Tuesday, May 10, 2011

Summer Soup

I know that parts of the country are still having occasional snow flurries, but here in the Phoenix area the high temps have been in the 90's and low 100's lately.  When the weather is this hot I like to start dinner with salad or a cold soup, and gazpacho is probably my favorite cold soup.  This version takes quite a bit of chopping but leftovers (if you have any) will last for several days in the refrigerator.

This is chunky Southwestern gazpacho rather than the smooth Spanish version.

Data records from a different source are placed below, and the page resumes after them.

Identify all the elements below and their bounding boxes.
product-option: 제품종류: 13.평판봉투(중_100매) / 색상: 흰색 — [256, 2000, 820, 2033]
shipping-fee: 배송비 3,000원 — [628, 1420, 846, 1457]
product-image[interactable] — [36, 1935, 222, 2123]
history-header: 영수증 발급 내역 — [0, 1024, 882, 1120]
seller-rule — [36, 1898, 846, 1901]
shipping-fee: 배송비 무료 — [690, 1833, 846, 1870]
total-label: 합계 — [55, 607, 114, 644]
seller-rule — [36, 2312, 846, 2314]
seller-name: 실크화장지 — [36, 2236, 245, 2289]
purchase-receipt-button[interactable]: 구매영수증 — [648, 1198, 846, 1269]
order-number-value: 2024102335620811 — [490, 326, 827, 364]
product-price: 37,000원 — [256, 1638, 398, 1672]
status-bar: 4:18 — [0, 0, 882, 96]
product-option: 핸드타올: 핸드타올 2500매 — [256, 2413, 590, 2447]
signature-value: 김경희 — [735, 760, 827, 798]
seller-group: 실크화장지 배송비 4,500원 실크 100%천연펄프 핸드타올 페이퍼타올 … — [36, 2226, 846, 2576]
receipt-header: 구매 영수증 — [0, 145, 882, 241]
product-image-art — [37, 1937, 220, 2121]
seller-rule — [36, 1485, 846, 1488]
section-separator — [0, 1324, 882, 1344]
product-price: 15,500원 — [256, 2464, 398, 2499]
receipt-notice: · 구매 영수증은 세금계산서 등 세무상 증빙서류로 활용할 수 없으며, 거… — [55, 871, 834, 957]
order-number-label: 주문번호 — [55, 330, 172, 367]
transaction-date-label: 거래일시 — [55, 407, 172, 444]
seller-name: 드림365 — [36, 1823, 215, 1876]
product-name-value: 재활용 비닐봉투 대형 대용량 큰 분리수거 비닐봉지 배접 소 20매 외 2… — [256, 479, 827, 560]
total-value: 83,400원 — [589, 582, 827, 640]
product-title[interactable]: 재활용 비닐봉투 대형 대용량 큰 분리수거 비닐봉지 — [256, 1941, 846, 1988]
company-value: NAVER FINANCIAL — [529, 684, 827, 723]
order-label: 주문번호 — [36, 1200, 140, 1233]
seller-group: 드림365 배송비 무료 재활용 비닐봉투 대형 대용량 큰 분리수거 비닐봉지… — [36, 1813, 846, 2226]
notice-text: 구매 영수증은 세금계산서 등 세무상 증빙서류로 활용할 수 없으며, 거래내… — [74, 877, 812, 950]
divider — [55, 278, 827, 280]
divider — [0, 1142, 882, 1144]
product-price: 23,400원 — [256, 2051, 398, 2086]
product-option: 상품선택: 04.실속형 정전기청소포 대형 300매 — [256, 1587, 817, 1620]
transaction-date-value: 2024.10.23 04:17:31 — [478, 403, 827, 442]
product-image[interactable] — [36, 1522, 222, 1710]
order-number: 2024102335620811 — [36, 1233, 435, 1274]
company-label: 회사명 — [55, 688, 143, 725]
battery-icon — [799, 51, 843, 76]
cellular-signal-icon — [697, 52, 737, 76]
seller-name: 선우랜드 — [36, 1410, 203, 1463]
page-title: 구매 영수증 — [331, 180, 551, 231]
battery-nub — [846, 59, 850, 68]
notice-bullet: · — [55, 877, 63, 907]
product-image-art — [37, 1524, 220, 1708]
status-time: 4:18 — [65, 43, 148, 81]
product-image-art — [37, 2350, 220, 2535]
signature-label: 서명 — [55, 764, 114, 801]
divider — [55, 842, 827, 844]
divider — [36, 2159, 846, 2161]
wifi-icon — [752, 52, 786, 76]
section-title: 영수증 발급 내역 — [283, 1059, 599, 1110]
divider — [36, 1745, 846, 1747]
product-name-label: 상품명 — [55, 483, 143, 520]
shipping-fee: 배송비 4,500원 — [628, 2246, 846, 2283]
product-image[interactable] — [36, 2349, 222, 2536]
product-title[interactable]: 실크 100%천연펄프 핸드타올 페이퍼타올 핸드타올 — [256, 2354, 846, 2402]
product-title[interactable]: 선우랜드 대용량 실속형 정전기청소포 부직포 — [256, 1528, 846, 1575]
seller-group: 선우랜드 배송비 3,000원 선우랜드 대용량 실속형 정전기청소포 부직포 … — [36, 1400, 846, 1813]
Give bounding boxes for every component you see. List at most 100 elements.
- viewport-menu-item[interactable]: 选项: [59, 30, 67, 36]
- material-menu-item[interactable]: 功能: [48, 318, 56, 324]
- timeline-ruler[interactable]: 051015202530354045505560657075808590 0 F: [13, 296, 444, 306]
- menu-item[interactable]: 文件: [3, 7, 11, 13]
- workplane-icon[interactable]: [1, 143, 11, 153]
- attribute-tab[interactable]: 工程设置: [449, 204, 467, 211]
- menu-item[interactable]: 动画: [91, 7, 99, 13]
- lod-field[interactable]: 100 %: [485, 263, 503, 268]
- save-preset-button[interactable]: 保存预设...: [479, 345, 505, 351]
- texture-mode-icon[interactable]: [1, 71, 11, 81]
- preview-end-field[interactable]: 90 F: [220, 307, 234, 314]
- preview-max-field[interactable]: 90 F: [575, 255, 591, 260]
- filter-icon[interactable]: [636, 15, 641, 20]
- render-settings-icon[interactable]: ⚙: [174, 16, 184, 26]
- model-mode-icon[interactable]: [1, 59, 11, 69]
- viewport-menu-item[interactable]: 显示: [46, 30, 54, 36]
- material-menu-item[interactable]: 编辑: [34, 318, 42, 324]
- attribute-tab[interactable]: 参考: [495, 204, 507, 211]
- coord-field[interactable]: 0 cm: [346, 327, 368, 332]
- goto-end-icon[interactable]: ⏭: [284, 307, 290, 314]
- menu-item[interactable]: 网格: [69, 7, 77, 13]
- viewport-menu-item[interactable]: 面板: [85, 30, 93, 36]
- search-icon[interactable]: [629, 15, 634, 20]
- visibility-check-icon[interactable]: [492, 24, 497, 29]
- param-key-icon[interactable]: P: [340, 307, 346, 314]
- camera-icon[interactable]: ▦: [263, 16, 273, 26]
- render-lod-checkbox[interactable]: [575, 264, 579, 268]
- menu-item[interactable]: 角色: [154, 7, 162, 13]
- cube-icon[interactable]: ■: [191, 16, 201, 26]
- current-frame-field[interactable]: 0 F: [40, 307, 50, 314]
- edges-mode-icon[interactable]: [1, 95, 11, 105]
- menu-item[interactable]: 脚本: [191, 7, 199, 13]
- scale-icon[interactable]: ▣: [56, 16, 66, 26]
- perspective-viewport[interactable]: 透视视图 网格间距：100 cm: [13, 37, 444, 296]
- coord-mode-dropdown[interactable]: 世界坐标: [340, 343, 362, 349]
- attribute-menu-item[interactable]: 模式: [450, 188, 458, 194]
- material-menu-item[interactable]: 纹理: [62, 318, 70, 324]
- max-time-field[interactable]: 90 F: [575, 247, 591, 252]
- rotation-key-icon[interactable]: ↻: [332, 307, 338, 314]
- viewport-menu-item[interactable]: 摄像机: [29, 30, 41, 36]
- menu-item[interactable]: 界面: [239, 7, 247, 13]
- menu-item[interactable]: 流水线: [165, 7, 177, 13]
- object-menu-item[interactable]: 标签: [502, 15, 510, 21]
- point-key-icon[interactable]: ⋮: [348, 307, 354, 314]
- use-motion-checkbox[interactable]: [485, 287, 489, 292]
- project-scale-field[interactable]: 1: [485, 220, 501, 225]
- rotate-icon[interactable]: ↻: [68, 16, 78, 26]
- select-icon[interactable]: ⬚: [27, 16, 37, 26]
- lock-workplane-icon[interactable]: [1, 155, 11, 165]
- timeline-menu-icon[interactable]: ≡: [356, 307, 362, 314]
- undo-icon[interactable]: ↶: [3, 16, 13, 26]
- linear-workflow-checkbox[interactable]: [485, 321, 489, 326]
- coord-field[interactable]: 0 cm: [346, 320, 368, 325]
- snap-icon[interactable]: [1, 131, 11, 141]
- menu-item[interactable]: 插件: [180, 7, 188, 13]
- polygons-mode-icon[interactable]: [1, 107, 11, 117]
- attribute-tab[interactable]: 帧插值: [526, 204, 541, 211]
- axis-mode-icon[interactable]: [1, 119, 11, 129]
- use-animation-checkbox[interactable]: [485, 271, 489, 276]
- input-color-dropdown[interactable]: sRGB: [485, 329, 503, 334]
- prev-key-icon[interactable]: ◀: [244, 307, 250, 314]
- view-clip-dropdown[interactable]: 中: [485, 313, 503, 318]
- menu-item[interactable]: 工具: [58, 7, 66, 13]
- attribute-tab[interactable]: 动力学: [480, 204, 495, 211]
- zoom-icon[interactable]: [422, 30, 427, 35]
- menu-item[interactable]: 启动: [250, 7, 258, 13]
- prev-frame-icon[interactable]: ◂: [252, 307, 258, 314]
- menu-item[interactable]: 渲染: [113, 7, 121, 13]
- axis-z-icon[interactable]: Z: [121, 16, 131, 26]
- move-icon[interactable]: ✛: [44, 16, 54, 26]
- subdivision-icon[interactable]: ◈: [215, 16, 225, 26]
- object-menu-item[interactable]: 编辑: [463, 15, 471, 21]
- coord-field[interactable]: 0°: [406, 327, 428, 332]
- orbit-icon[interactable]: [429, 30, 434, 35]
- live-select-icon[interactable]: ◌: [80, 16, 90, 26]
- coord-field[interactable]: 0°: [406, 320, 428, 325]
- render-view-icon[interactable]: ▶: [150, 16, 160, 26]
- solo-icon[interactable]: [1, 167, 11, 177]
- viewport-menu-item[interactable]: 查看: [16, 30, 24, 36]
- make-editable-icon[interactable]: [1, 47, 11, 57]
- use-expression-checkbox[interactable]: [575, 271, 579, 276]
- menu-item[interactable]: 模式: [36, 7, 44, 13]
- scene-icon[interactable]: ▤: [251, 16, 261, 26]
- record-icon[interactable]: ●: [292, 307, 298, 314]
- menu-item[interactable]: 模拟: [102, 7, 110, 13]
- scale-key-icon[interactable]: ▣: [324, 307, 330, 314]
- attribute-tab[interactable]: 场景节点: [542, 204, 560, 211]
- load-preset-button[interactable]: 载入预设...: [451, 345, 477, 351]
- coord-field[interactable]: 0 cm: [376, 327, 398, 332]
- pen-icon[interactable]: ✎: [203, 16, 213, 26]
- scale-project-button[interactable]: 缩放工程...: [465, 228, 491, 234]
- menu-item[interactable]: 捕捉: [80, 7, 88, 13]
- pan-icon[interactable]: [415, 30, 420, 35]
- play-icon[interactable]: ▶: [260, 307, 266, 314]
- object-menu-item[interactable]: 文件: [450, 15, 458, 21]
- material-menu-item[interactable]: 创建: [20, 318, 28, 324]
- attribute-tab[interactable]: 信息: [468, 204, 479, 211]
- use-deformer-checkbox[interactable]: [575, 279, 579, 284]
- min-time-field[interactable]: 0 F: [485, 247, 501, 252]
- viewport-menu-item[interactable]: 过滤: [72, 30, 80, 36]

About 1 cup each of coarsely chopped:
  • Tomatoes
  • Onion (best with a sweet onion like Vidalia or Walla Walla)
  • Green bell pepper
  • Red or yellow bell pepper
  • Cucumber
  • Celery
1 tsp minced fresh Serrano chile
2 Tbsp chopped fresh cilantro
2 cups low-sodium V-8 or tomato juice
1 Tbsp olive oil
2 Tbsp red wine vinegar
1 Tbsp fresh lime juice
Salt and pepper to taste

Stir together in a large bowl.  Use a stick blender or food processor to chop the ingredients a little more finely and blend them together.  (I like my gazpacho with a coarse, slightly crunchy texture but puree it if you prefer.)  Chill before eating.  Makes about four large servings.  Variations: Add small amounts of whatever other fresh vegetables look good at the market – carrots, radishes, jicama, etc.

"I didn't care much for the gazpacho soup. I mean where's the fun of sending it back because it isn't hot?"